研究としては、大学院で流産の研究をしたので、現在は子宮筋層の血流を超音波で評価させていただいています。血流を超音波で評価する手法があまり定着していないため、特定の超音波を使って、不育症で妊娠初期の方の子宮筋層血流を評価しています。血流の良し悪しと流産との関係を評価しています。
育児サポートのおかげで精神的な安心感
子どもは5歳と9歳です。休校期間中は、上の子どもはお弁当を持って学童保育に行っています。朝は保育園に送ってから出勤し、18時15分までに迎えに行かないといけないので、それまでに急いで仕事を終わらせて迎えに行きます。その後は夕食や上の子の勉強のサポートをして、寝る時間は23時頃です。
そのような生活の中で、私は毎週1回、同じシッターさんに自宅に来ていただく育児サポートを利用させてもらっています。食事作りから掃除、子どもの習い事の送りもやってもらっています。そのおかげで私自身がやらずに済むことが増えて、精神的にも休める安心感があるので、とても助かっています。もっと多くの皆さんが使えるといいと思います。
産婦人科医としての喜び
産婦人科は他の科の中で唯一、手術中に「おめでとうございます」と言える診療科です。もちろん悲しいこともありますが、概して喜びを与えられるのでとても素晴らしいと思っています。子供達も医者という職業に興味を持ち始めています。医者は常に勉強して新しい知識を入れて、ダイレクトに患者さんに活かしていくという職業ですので、勉強への意識は常に持ってもらって、精神的な部分は一緒にいる時間の中で育んでいけたらと思っているところです。

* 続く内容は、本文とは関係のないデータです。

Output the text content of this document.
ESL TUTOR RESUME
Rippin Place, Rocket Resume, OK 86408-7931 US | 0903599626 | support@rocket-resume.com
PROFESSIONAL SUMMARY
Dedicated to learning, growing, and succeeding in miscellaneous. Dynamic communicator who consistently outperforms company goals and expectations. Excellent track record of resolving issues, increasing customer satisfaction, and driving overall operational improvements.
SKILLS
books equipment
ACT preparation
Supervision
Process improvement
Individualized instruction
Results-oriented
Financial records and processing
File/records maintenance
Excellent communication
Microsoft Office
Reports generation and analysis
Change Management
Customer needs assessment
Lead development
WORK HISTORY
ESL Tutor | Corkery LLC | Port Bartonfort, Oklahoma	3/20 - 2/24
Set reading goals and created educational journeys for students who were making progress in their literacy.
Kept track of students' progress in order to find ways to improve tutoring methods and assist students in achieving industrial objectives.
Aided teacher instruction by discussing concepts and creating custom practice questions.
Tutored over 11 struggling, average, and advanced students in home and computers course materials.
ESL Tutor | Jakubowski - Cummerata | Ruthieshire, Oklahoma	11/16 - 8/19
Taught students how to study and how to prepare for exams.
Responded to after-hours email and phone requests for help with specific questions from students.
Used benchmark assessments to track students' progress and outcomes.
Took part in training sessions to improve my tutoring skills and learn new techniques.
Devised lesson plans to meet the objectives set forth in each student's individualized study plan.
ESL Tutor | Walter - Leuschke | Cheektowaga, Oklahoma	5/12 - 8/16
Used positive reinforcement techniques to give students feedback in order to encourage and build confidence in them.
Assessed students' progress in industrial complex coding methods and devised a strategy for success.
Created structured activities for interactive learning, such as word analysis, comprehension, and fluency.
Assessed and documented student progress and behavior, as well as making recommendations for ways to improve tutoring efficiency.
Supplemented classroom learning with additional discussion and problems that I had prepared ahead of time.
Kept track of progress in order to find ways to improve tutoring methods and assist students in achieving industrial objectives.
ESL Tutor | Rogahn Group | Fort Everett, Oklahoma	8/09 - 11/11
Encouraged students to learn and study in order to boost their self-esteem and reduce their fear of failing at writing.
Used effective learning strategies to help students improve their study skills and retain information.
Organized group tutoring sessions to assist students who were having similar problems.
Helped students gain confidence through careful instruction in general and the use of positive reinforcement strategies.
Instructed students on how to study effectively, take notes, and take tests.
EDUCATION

研修医制度が変わって、産婦人科医の激務ぶりが垣間見えてしまうことで敬遠してしまう人が増えているようです。もちろん生活の質も大切ですが、それだけを考えてしまうと、初めは良くても、時間がたつにつれて本人の意思が燃え尽きてしまって、医師自体を続けるのが困難になってしまいます。まずは、自分のやりたいことを優先にして邁進すれば、他の事は後から付いてくると思います。
研究のほうも続けたいですね。医師として色々な形がありますが、大学院で研究しながら新しいことが分かる喜びも経験したので、できるだけ続けたいです。後輩にも同じような経験をしてもらいたいので、自分も指導できる立場になりたいと思います。